When using the method of mechanical spectroscopy one observes the strain of a solid sample while an external mechanical stress acts to it. The strain behavior gives hints about microscopic, structural processes in the sample. Especially the dynamic of lattice defects (e.g. grain boundaries, dislocations, guest atoms) or phase transitions can cause some typical anelastic effects. So mechanical spectroscopy is a good method to determine the parameters of these microscopic processes or to verify a model.
Consider a mechanical stress acting on a solid sample constantly in time. One observes an instantaneous elastic strain fullfilling Hooks law for stresses which are small enough.
Additionally one may observe a time dependent additional strain. This can reach a maxium value (elastic aftereffect, anelastic addional strain, see figure) or increase continuously in time up to breaking (creeping). In the absence of the external stress the sample constricts instantaneously by the value of the instantaneous elastic strain. The anelastic strain vanishes with a delay in time: the process is full revesible. Creeping is not reversible in this sense.
The reasons for the elastic aftereffect are phase transitions or diffusion of lattice defects. This is easy understandable when using the example of diffusing interstitiell guest atoms: Consider guest atoms occupying some interstitiell sites in an unstrained solid. Among other things the occupation propabilities of the different sites depend on temperature and guest atoms concentration (for calculation of the propabilities one needs the configuration entropy and the (elastic) energy).
If the lattice gets strained the distances between the host atoms and whith it the energies of the interstitiell sites alter. Vividly speaking now some sites provide more space than others. Hence the guest atoms prefer to occupy these sites which provide more space (lower energy). So the lattice is additionally strained one can observe a macroscopic elastic aftereffect.
The reorientation of the guest atoms and with it the appearance of the additional strain do not happen instantaneously because the atoms must overcome an energy barrier in order to change the site. This energy they get of their thermal energy. So the mean jumping rate depends on the barrier energy (so called activation energy) and the temperature.

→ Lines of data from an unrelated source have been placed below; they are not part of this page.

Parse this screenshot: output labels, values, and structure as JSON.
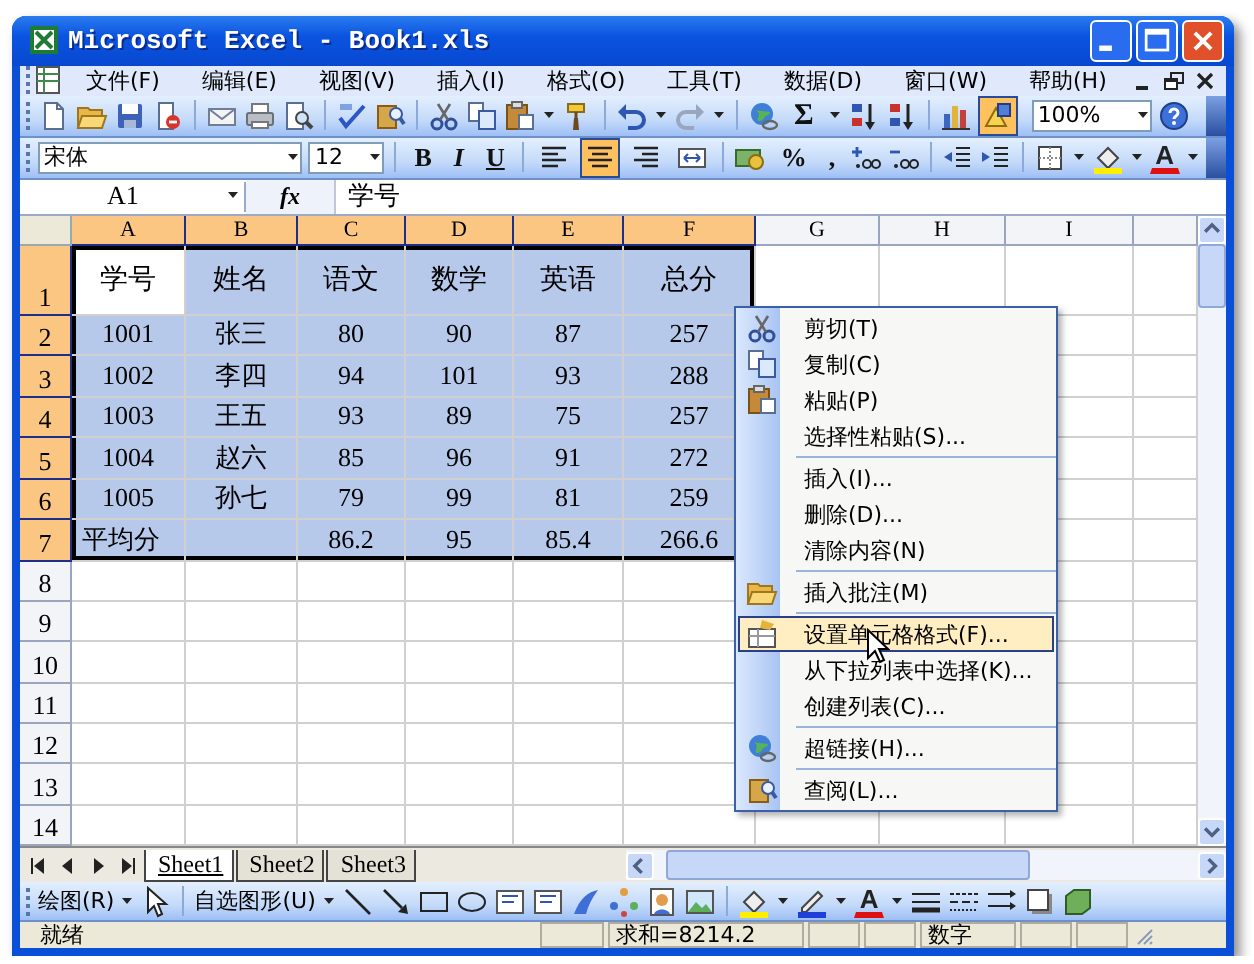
{
  "window": {
    "title": "Microsoft Excel - Book1.xls"
  },
  "menu_bar": {
    "items": [
      "文件(F)",
      "编辑(E)",
      "视图(V)",
      "插入(I)",
      "格式(O)",
      "工具(T)",
      "数据(D)",
      "窗口(W)",
      "帮助(H)"
    ]
  },
  "standard_toolbar": {
    "sum_symbol": "Σ",
    "drawing_pressed": true,
    "zoom": "100%"
  },
  "formatting_toolbar": {
    "font": "宋体",
    "size": "12",
    "bold": "B",
    "italic": "I",
    "underline": "U",
    "percent": "%",
    "comma": ",",
    "font_color_letter": "A",
    "align": [
      {
        "selected": false
      },
      {
        "selected": true
      },
      {
        "selected": false
      },
      {
        "selected": false
      }
    ]
  },
  "formula_bar": {
    "name_box": "A1",
    "fx": "fx",
    "value": "学号"
  },
  "sheet": {
    "columns": [
      {
        "label": "A",
        "selected": true
      },
      {
        "label": "B",
        "selected": true
      },
      {
        "label": "C",
        "selected": true
      },
      {
        "label": "D",
        "selected": true
      },
      {
        "label": "E",
        "selected": true
      },
      {
        "label": "F",
        "selected": true
      },
      {
        "label": "G",
        "selected": false
      },
      {
        "label": "H",
        "selected": false
      },
      {
        "label": "I",
        "selected": false
      }
    ],
    "rows": [
      {
        "header": "1",
        "selected": true,
        "cells": [
          {
            "text": "学号",
            "selected": false
          },
          {
            "text": "姓名",
            "selected": true
          },
          {
            "text": "语文",
            "selected": true
          },
          {
            "text": "数学",
            "selected": true
          },
          {
            "text": "英语",
            "selected": true
          },
          {
            "text": "总分",
            "selected": true
          }
        ]
      },
      {
        "header": "2",
        "selected": true,
        "cells": [
          {
            "text": "1001",
            "selected": true
          },
          {
            "text": "张三",
            "selected": true
          },
          {
            "text": "80",
            "selected": true
          },
          {
            "text": "90",
            "selected": true
          },
          {
            "text": "87",
            "selected": true
          },
          {
            "text": "257",
            "selected": true
          }
        ]
      },
      {
        "header": "3",
        "selected": true,
        "cells": [
          {
            "text": "1002",
            "selected": true
          },
          {
            "text": "李四",
            "selected": true
          },
          {
            "text": "94",
            "selected": true
          },
          {
            "text": "101",
            "selected": true
          },
          {
            "text": "93",
            "selected": true
          },
          {
            "text": "288",
            "selected": true
          }
        ]
      },
      {
        "header": "4",
        "selected": true,
        "cells": [
          {
            "text": "1003",
            "selected": true
          },
          {
            "text": "王五",
            "selected": true
          },
          {
            "text": "93",
            "selected": true
          },
          {
            "text": "89",
            "selected": true
          },
          {
            "text": "75",
            "selected": true
          },
          {
            "text": "257",
            "selected": true
          }
        ]
      },
      {
        "header": "5",
        "selected": true,
        "cells": [
          {
            "text": "1004",
            "selected": true
          },
          {
            "text": "赵六",
            "selected": true
          },
          {
            "text": "85",
            "selected": true
          },
          {
            "text": "96",
            "selected": true
          },
          {
            "text": "91",
            "selected": true
          },
          {
            "text": "272",
            "selected": true
          }
        ]
      },
      {
        "header": "6",
        "selected": true,
        "cells": [
          {
            "text": "1005",
            "selected": true
          },
          {
            "text": "孙七",
            "selected": true
          },
          {
            "text": "79",
            "selected": true
          },
          {
            "text": "99",
            "selected": true
          },
          {
            "text": "81",
            "selected": true
          },
          {
            "text": "259",
            "selected": true
          }
        ]
      },
      {
        "header": "7",
        "selected": true,
        "cells": [
          {
            "text": "平均分",
            "selected": true,
            "left_aligned": true
          },
          {
            "selected": true
          },
          {
            "text": "86.2",
            "selected": true
          },
          {
            "text": "95",
            "selected": true
          },
          {
            "text": "85.4",
            "selected": true
          },
          {
            "text": "266.6",
            "selected": true
          }
        ]
      },
      {
        "header": "8",
        "selected": false
      },
      {
        "header": "9",
        "selected": false
      },
      {
        "header": "10",
        "selected": false
      },
      {
        "header": "11",
        "selected": false
      },
      {
        "header": "12",
        "selected": false
      },
      {
        "header": "13",
        "selected": false
      },
      {
        "header": "14",
        "selected": false
      }
    ]
  },
  "context_menu": {
    "groups": [
      [
        {
          "label": "剪切(T)",
          "selected": false
        },
        {
          "label": "复制(C)",
          "selected": false
        },
        {
          "label": "粘贴(P)",
          "selected": false
        },
        {
          "label": "选择性粘贴(S)...",
          "selected": false
        }
      ],
      [
        {
          "label": "插入(I)...",
          "selected": false
        },
        {
          "label": "删除(D)...",
          "selected": false
        },
        {
          "label": "清除内容(N)",
          "selected": false
        }
      ],
      [
        {
          "label": "插入批注(M)",
          "selected": false
        }
      ],
      [
        {
          "label": "设置单元格格式(F)...",
          "selected": true
        },
        {
          "label": "从下拉列表中选择(K)...",
          "selected": false
        },
        {
          "label": "创建列表(C)...",
          "selected": false
        }
      ],
      [
        {
          "label": "超链接(H)...",
          "selected": false
        }
      ],
      [
        {
          "label": "查阅(L)...",
          "selected": false
        }
      ]
    ]
  },
  "sheet_tabs": [
    {
      "label": "Sheet1",
      "selected": true
    },
    {
      "label": "Sheet2",
      "selected": false
    },
    {
      "label": "Sheet3",
      "selected": false
    }
  ],
  "drawing_toolbar": {
    "draw_menu": "绘图(R)",
    "autoshapes": "自选图形(U)",
    "font_color_letter": "A"
  },
  "status_bar": {
    "status": "就绪",
    "sum": "求和=8214.2",
    "mode": "数字"
  }
}
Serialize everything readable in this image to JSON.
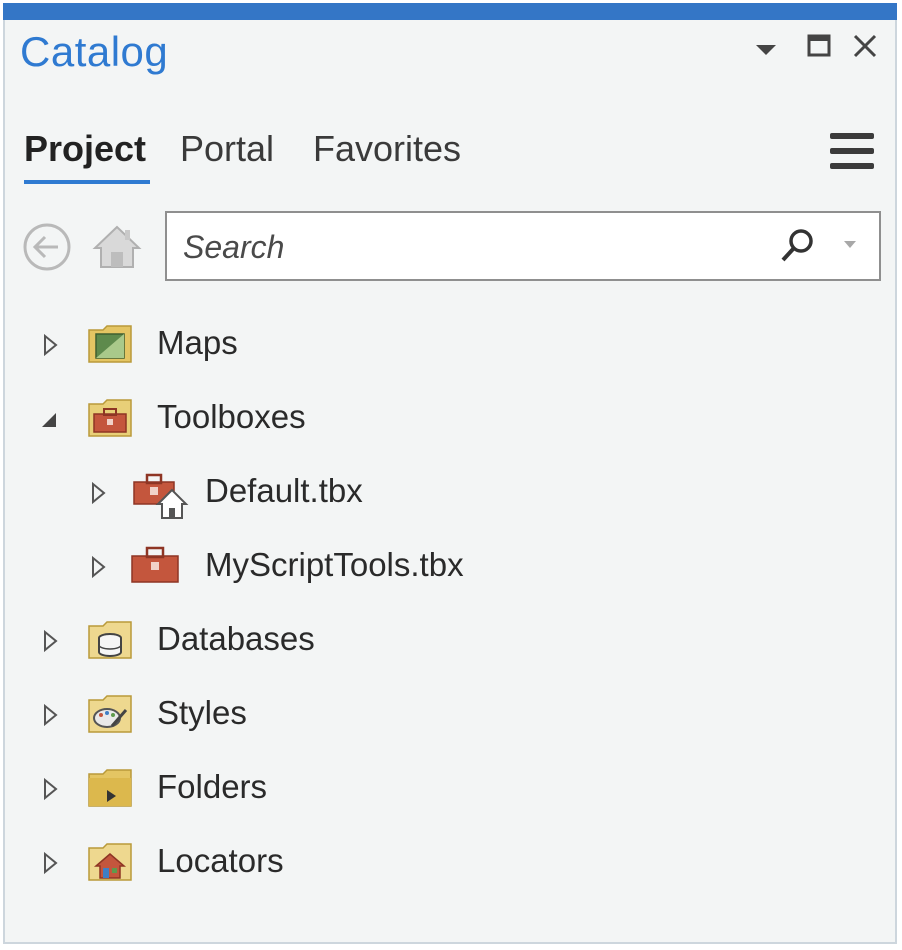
{
  "window": {
    "title": "Catalog",
    "controls": [
      "options-dropdown",
      "maximize",
      "close"
    ]
  },
  "tabs": [
    {
      "label": "Project",
      "active": true
    },
    {
      "label": "Portal",
      "active": false
    },
    {
      "label": "Favorites",
      "active": false
    }
  ],
  "toolbar": {
    "back_icon": "back-arrow-icon",
    "home_icon": "home-icon",
    "menu_icon": "hamburger-menu-icon"
  },
  "search": {
    "placeholder": "Search",
    "value": ""
  },
  "tree": {
    "items": [
      {
        "label": "Maps",
        "icon": "maps-folder-icon",
        "expanded": false,
        "level": 0
      },
      {
        "label": "Toolboxes",
        "icon": "toolboxes-folder-icon",
        "expanded": true,
        "level": 0
      },
      {
        "label": "Default.tbx",
        "icon": "default-toolbox-icon",
        "expanded": false,
        "level": 1
      },
      {
        "label": "MyScriptTools.tbx",
        "icon": "toolbox-icon",
        "expanded": false,
        "level": 1
      },
      {
        "label": "Databases",
        "icon": "databases-folder-icon",
        "expanded": false,
        "level": 0
      },
      {
        "label": "Styles",
        "icon": "styles-folder-icon",
        "expanded": false,
        "level": 0
      },
      {
        "label": "Folders",
        "icon": "folders-folder-icon",
        "expanded": false,
        "level": 0
      },
      {
        "label": "Locators",
        "icon": "locators-folder-icon",
        "expanded": false,
        "level": 0
      }
    ]
  },
  "colors": {
    "accent": "#2f7ad1",
    "topbar": "#3476c6",
    "panel_bg": "#f3f5f5",
    "folder": "#e8c96b",
    "toolbox": "#c4563d"
  }
}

With static measurements (stress constant in time (Fig. 1)) one can receive the mean jump rate and the activation energy as well as verify models of the jump path.
If the mean jump time is too small for proper static measurements one can execute dynamic measurements using stress oscillating harmonicly in time. The time delay of the jumps generates a phase shift between stress and strain which is measurable macroscopically as attenuation (internal friction). The results of measurements of this friction with different frequencies and temperatures are the mean jump time and the activation energy as well as a check of the jump model.
For the realisation of the measurements one usually uses samples in the shape of a reed. These get fixed in a clamp at one end and are inflected or excited to inflection or torsion vibrations. As an alternative one can fix the sample at a few points which must be the nodes of the vibration.